We'd had had a massage on our second day in Xandari and ever since, people have been inquiring about its benefits.
"Your husband arm, it feel good, yes?" the spa lady asks every time we stop by for green tea after a round of birding. I then rotate my arm, shoulder to ear, and make affirmative noises.
"But what about your neck?" my wife persists. She wants me to book another massage. Turning my head to check on intersecting traffic had become a bit of an issue lately.
I crane my head left, then right, and other than some little popping noises there seems to be a little more rotation as the pros call it. "I think it's better," I say.
For days now, I have been getting up at 5:30 a.m. to go birding with Jane and her mom. We share one set of binoculars, and I am getting pretty good at aiming. Walk a few steps, stop for a while, look about, purposefully. Listen... Minimal conversation - birding is right down my alley.
I don't worry about names. Back in Massachusetts we don't have Gray-blue Tanagers, speckled tail-bobbing Wrens or those orange-red jobbies down in the orange grove.
"I think I'm having a delayed reaction to the massage," I say a few days later. A tentative roll of the shoulder. My lower back seems more flexible.

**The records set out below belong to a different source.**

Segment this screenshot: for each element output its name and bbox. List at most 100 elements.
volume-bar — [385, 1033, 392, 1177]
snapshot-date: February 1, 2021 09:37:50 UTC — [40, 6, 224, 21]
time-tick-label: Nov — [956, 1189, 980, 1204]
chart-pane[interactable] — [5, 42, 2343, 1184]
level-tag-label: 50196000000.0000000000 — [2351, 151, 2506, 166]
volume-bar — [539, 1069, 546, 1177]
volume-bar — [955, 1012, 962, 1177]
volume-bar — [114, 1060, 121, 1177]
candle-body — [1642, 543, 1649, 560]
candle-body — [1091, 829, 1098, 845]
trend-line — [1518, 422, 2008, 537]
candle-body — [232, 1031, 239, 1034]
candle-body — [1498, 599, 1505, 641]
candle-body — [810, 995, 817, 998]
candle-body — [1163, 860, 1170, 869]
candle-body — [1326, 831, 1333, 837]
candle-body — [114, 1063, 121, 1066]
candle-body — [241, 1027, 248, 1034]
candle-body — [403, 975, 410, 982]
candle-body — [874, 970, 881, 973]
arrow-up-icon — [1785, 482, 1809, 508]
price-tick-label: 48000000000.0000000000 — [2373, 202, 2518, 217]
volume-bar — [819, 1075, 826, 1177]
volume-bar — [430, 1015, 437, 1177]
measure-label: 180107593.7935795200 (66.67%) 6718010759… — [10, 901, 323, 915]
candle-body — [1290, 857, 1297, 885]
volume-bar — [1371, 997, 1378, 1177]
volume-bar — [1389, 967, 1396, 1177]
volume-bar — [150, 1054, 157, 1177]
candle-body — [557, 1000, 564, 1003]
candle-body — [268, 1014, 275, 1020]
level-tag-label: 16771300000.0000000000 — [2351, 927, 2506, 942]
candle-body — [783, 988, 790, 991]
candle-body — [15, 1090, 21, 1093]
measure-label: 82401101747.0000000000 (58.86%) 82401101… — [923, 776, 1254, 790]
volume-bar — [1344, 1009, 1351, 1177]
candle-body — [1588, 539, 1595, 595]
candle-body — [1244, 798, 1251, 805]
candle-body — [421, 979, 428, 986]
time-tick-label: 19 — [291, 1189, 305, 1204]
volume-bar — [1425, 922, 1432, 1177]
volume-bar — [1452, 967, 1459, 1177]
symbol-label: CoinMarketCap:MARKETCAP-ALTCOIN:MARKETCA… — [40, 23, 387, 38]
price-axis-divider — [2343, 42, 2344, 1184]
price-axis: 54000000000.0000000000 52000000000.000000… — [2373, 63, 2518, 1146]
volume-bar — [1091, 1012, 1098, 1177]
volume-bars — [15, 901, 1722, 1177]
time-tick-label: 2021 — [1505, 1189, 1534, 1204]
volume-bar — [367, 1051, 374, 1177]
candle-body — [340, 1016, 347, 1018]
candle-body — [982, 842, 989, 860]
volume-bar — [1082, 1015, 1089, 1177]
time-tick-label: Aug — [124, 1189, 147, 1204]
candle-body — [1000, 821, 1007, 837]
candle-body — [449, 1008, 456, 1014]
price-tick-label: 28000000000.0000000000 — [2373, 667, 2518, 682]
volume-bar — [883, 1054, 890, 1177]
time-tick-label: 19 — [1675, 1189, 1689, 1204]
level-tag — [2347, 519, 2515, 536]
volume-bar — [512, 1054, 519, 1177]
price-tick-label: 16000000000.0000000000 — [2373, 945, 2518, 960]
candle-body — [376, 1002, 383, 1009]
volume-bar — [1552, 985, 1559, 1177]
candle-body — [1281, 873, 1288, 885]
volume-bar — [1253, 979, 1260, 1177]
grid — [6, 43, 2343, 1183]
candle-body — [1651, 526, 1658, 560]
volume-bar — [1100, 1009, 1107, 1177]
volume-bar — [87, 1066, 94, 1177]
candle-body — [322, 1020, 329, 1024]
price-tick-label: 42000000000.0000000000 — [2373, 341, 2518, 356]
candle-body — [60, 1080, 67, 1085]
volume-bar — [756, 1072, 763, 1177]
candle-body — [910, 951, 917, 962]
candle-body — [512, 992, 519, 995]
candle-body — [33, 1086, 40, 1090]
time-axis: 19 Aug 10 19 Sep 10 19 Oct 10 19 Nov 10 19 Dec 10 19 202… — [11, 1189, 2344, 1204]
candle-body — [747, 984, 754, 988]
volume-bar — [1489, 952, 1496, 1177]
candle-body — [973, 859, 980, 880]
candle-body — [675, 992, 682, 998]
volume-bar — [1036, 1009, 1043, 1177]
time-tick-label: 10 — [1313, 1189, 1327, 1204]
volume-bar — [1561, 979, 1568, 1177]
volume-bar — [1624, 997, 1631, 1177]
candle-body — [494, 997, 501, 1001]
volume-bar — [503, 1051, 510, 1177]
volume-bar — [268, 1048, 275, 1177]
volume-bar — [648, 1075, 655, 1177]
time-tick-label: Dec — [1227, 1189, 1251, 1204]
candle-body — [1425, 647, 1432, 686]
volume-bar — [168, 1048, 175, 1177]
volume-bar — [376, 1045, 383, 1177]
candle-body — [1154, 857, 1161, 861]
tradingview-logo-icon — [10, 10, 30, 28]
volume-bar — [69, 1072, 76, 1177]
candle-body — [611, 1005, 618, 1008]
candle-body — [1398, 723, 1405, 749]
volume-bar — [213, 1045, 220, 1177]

"Good," Jane says. "Also could be the hot tub."
We are standing down by the 'sunset pool', Jane in birder's-stance. She is looking for the Blue-crowned Motmot she saw there earlier. "You've got to see them," she says. "There were two of them."
I stand next to her, scanning the canopy with my naked eye. A noisy flock of green parrots zooms by, and we both pivot to follow their course. Swallows - to me the most elegant of flyers - hunt way up in the evening's pink and azur. Even higher - too high for Turkey Vultures - there is glint of silver underbelly, a Hawk maybe, banking into the sunset.
A group of youngish Swiss look up from their phones. Were we too loud or too enthusiastic for their alpine tastes? They don't return our greeting, but dive right back into their messages as if choreographed.
Jane spots a very large goldfinch who is not a goldfinch at all, it's a Great Kiskadee. Now I am the one hunched over my phone. I am consulting Merlin, my bird app. Kiskadee...
When I look up after a few minutes of navigating the site, I can't help but notice that my neck hurts again.
Some of the Swiss move around, trying to maximize signal strength, one supposes, in an abject slouch; the all-too-familiar hang-dog pose.
"Tut euch auch der Hals weh?" But, of course, one does not ask Swiss if their necks also hurt.
The swallows have come down to skim the pool.
Swoop - skim - bank, and then up and up they soar. Twenty, thirty of them - what effortless elegance, what exuberance!
I watch, mesmerized, and for a fragment of time it's as if I know what it feels like to inhabit such an acrobatic, sleek miracle of a body.
Minutes later - whoosh - one of them jolts me back to reality. So close to my face she flies that I can feel the slipstream of her wings.
And I realize: my neck doesn't hurt anymore.
And then I realize I might be experiencing what you could call an insight: It is not (only) the massage or the hot tub - it's the hours of looking for birds. Looking heavenward, uncurled. That's what got me unkinked.
My mind reels, swallow-inspired. Actually I can't think of one single activity that asks for bending-over-backwards, literally, other than birding.
Birding, my friends, looking diligently for Motmots - hard to spot but worth hours of birders'-arch. Birding is the remedy for that pandemic pain-in-the-neck osteopathic nightmare - checking phones!
This I know: Keep checking that phone and you'll never experience the thrill of coming eye-to-eye with a Blue-crowned Motmot.
And eventually - mark my words - you'll spend more money on chiropractors than even a week in Xandari would set you back.